Democrats plan to hold their first primary in South Carolina in February, with Biden not expected to face a serious challenger.

Then comes Super Tuesday, which falls on March 5th this year, and it is the closest thing the US has to primary for the whole country.

It is when the greatest number of states hold primaries and approximately a third of all delegates to the presidential nominating conventions can be won solely on Super Tuesday.

These nominating conventions are when the Republicans and Democrats formally select their party’s next presidential nominee.

The Republican National Convention will take place in Milwaukee, Wisconsin, from 15 to 18 July followed by its Democratic counterpart in Chicago, Illinois, from 19 to 22 August.

After November’s vote, Congress will formally certify the results on 6 January 2025 and the new president will be inaugurated two weeks later on 20 January.

Republican candidates

Trump, 77, is dominating a large field of candidates who have largely avoided criticizing him for his actions related to the 2020 election for fear of alienating his base of diehard supporters.

Many of those supporters believe Trump's false claims that the election was stolen from him.

His Republican rivals, such as Florida Governor Ron DeSantis and former U.S. Ambassador to the United Nations Nikki Haley, instead have argued that Trump’s legal woes will hamstring him in a general-election fight against Biden.

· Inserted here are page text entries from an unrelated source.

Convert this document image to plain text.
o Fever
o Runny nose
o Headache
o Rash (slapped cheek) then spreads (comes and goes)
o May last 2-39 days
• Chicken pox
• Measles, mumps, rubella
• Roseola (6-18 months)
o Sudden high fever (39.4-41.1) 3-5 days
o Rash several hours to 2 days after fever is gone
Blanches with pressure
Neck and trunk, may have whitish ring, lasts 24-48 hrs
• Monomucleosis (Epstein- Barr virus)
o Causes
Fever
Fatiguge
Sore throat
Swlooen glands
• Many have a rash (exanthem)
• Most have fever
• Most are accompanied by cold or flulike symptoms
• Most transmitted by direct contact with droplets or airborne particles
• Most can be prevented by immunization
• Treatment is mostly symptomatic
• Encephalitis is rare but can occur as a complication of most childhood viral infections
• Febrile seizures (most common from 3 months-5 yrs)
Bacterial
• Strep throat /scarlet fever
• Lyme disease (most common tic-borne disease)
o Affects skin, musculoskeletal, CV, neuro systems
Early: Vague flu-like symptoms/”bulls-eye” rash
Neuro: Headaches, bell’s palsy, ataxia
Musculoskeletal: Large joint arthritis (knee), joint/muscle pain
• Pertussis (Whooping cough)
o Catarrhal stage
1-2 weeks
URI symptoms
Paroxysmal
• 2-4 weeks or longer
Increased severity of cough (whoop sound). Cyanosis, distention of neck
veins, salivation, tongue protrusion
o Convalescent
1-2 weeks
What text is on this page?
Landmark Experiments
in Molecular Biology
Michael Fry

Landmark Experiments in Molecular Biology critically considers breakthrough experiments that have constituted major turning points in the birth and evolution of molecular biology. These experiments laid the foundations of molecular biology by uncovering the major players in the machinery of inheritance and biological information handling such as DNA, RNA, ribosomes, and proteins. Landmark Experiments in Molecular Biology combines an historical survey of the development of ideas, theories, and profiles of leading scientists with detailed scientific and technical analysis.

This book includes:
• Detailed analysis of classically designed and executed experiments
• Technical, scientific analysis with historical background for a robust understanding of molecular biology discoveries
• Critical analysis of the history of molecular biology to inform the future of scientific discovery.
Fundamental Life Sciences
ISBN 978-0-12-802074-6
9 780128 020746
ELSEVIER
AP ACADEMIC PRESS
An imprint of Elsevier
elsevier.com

Two notable exceptions are Trump’s former vice president, Mike Pence, and former New Jersey Governor Chris Christie, who have both condemned Trump’s attempts to subvert the 2020 election outcome.

Former President Donald Trump during the second day of his civil fraud trial at New York State Supreme Court / Getty Images

Entrepreneur Vivek Ramaswamy, a newcomer to politics, is running as an inheritor of Trump’s populist, America First agenda, one that is wary of an expansive federal government, corporate power and international alliances.

DeSantis was once viewed as the most likely candidate to deny Trump the nomination, but his campaign has sputtered since launching in May despite having a big war chest. He risks falling into the rest of the pack behind Trump.

Opinion polls show that Trump is largely tied with Biden in head-to-head matchups, with voters concerned about Biden's age and his handling of the economy despite job growth, infrastructure investment and a slow easing of inflation after last year's peak.

Trump faces indictments in four cases in federal and state courts for his efforts to undermine the 2020 election, his mishandling of classified documents and his involvement in a “hush money” scheme involving a porn star.

He has maintained his innocence and argued that he is the victim of politically motivated prosecutions, an assertion the Biden administration denies.

The legal calendars for those cases pose obstacles for Trump's ability to campaign.

Democrat candidates

While voters may not be enthusiastic, Democratic leaders are backing Biden and his vice president, Kamala Harris.

Robert F. Kennedy Jr., scion of the storied political family, who has pushed anti-vaccine and anti-COVID-19 safety views, is a long-shot challenger, although some media reports say he is planning to drop his challenge and launch an independent bid.

Self-help author and speaker Marianne Williamson is another dark-horse candidate.

Biden's pitch for a second four-year term rests on his stewardship of the economy as it has emerged from the COVID pandemic, and what he calls the "battle for the soul of America," a fight against Trump-aligned Republicans.

U.S. President Joe Biden delivers remarks at an event / (Photo by Kevin Dietsch/Getty Images)

Under Biden, unemployment dropped to generational lows, gross domestic product (GDP) grew faster than expected and wages have risen.

However, inflation spiked last year, and, while it has eased in recent months, voters remain concerned about the high price of staples such as food, fuel, cars and housing.

Should Trump be the Republican nominee, much of Biden's campaign is likely to focus on warning voters that Trump poses a mortal threat to American democracy.

The lack of enthusiasm among voters for a Biden-Trump rematch suggests a third-party challenger could garner some support or push more Americans to sit out the election. A significant third-party candidate has yet to emerge, however.